I had the heart-rending privilege of watching a godly man in the final stages of brain cancer several years ago. It was a time so precious – it inspired worship and joy in the midst of great grief and sorrow. In the final weeks, days, hours and minutes of his life, as his mind lost clarity and he failed to understand who we were and what was happening, hymns and scripture seeped out. He struggled to form sentences of his own, but he could call to mind the words of Christ. He was so full of grace and mercy and scripture and kindness and goodness and song and wisdom and hope that the aroma of Christ filled the room – even as he suffered great pain and the humiliation that comes with others caring for your every physical need.
He got to the place of grace because he’d trained his heart and mind so thoroughly for seventy-some-odd years. When he could no longer hold the reins, his heart and mind new the way home.
I want to live like that. I want to show grace under pressure.
But the truth is in the teabag, right? And my heart-tea doesn’t taste very good, sometimes.
Right now I could very easily feel condemned. Heat in my life regularly reveals a heart packed with sin.
Condemnation is the work of the devil, who wants me to drink my cup of sin. Condemnation wants me to hide my sin with guilt and shame – and threatens to expose my sin to increase my shame. Condemnation offers despair and it weighs me down with lies, defeat, and discouragement. Condemnation uses my tea to point me toward to a hopeless future.
Satan would like nothing more than to defeat me with the evidence I find in my cup. After all, he prowls around like a lion searching for someone to devour (1 Peter 5:8), right?
But scripture teaches there is no condemnation for those who are in Christ (Romans 8:1).

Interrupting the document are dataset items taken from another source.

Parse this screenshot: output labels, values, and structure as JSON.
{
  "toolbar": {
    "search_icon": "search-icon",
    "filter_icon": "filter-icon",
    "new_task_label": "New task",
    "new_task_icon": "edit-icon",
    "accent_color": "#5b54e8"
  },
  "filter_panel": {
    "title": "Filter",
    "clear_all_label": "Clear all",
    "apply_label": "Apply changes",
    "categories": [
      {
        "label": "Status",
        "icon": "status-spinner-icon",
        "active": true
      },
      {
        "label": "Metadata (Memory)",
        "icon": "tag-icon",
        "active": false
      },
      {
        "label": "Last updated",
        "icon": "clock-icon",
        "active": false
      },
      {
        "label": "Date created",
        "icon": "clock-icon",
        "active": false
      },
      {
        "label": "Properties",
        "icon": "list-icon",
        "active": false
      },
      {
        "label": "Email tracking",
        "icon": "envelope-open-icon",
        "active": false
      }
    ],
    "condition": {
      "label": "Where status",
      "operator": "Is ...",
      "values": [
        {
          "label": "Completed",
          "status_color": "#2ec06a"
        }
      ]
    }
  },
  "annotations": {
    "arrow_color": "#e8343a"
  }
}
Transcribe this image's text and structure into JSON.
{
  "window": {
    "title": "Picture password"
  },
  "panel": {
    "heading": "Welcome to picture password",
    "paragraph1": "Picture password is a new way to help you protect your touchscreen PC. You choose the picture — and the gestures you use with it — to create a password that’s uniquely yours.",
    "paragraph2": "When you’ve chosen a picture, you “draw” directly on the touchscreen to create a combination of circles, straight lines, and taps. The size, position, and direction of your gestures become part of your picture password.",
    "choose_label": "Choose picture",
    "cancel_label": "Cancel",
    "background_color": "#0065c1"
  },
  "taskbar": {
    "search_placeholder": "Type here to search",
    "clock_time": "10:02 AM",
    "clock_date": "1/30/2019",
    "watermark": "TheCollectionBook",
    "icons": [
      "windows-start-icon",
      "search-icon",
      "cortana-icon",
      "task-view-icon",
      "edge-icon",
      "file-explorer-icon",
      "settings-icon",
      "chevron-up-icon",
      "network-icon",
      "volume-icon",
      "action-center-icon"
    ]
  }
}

There is a huge difference between being convicted of sin and being condemned by sin. Conviction is the prompting of the Holy Spirit, who lives in my heart and sees all that sin even before it seeps. Conviction shines light on my sin so I can see its cruel chains. Conviction offers hope and motivates me to repent, to seek truth, to train and practice grace. Conviction uses my tea to point me toward Christ.
My sweet friend who died such a horrible and grace-filled death didn’t get to that place in an instant. It took the better part of his seventy-some-odd years to get there. He learned well, and taught me with words and by example, what it is to live convicted by the Holy Spirit. It is in the sweet place of conviction I find hope.
Please – don’t look at your tea and see the future.